Arian Rohs : La mobilité électrique va gagner du terrain, et même les garagistes indépendants feraient bien de s’intéresser à cette tendance d’avenir. Lors de nos contacts directs avec les entrepreneurs, nous constatons qu’ils ont besoin d’un soutien technique, car il s’agit d’une nouvelle technologie et aussi d’un gros défi pour bon nombre d’entre eux. 

Quelle est l’infrastructure minimale nécessaire pour recharger efficacement un VEB ?​
Notre expérience montre que selon la taille de l’entreprise, un ou plusieurs chargeurs à courant alternatif (AC) d’une puissance de 11 kW et un chargeur rapide à courant continu (DC) suffisent, ce dernier n’étant pas indispensable. Le raccordement électrique de l’entreprise est souvent de dimension suffisante. Si la ligne d’alimentation est conçue pour 50 A et que le garagiste a désormais besoin de 80 A, on peut changer les principaux fusibles ou renforcer le réseau. Les coûts pour le client sont abordables, car la mise à disposition du réseau est notre tâche, en tant que fournisseurs d’énergie.  

On trouve différentes fiches d’alimentation et différentes puissances de charge sur le marché. Quelle technologie va s’imposer ?
Effectivement, jusqu’à il y a quelques années, c’était la jungle. Aujourd’hui, deux types de fiches se sont imposés en Europe : la prise triphasée de type 2 pour le courant alternatif et la prise CSS pour le courant continu. Seule la marque Tesla avait son propre standard. Les puissances de charge dépendent de la taille des batteries. C’est l’appareil du véhicule qui indique à la borne la quantité d’électricité qu’il peut emmagasiner. Par conséquent, l’infrastructure de recharge est flexible, et grâce au système de gestion intelligent, on peut également réguler la charge du réseau. 

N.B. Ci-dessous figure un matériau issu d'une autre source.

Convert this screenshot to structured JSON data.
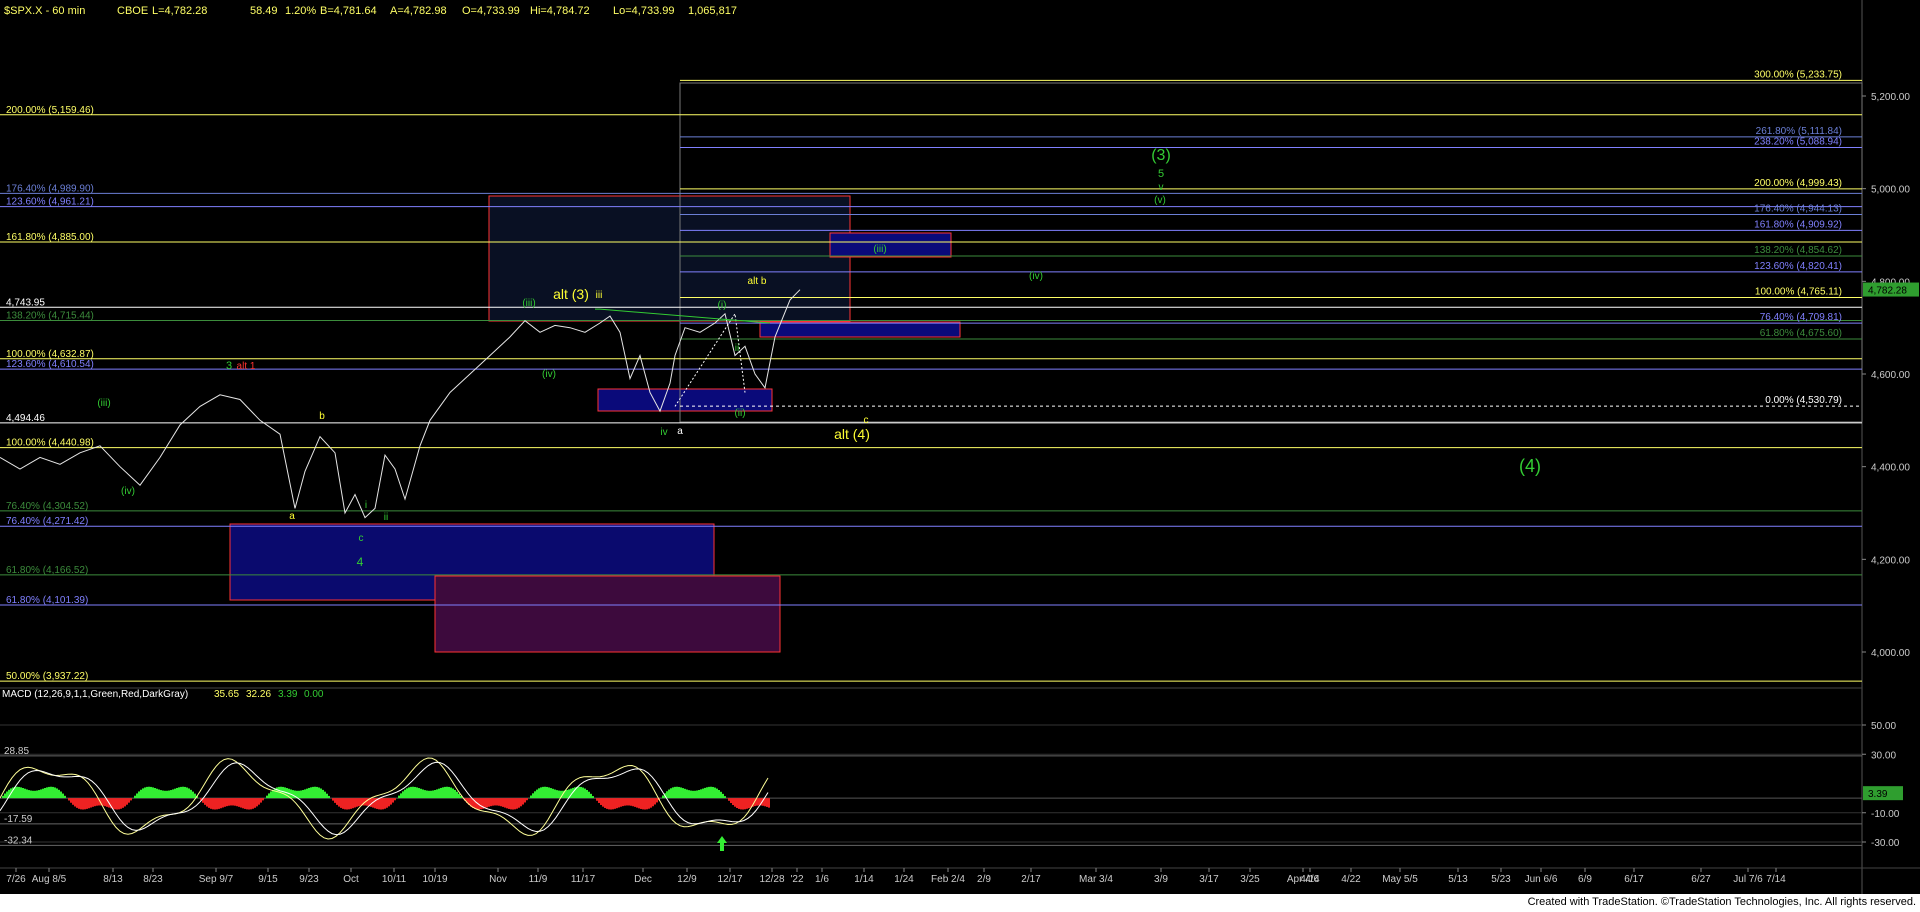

À combien s’élèvent les coûts d’investissement pour un garage PME, et le garage doit-il offrir l’énergie gratuitement à ses clients ?​
Une borne de recharge AC coûte environ 2000 francs. Si l’on prévoit d’acheter une borne de recharge rapide DC, il faut compter 10'000 francs, et parfois bien plus selon la puissance. Il ne faut pas négliger non plus l’installation, du tableau principal à la borne de recharge, mais il est souvent possible de la réaliser à bas prix dans les ateliers. Par rapport au deuxième point soulevé, le propriétaire d’une voiture à combustion ne s’attend pas non plus à ce que le garagiste fasse gratuitement le plein pour lui à l’issue d’un service. L’énergie électrique est précieuse elle aussi, et ne doit pas être offerte gratuitement au client. Les abonnements forfaitaires peu onéreux que nous proposons à travers l’entreprise Evpass sont intéressants, car ils permettent de limiter les frais de recharge.




Depuis 2016, Arian Rohs travaille avec une équipe de quatre collaborateurs dans le domaine de la mobilité électrique. Depuis 2018, le fournisseur d’énergie est associé à l’entreprise Evpass, de Lausanne, qui gère des bornes de recharge publiques (actuellement environ 1600 dans toute la Suisse). Source : AEW.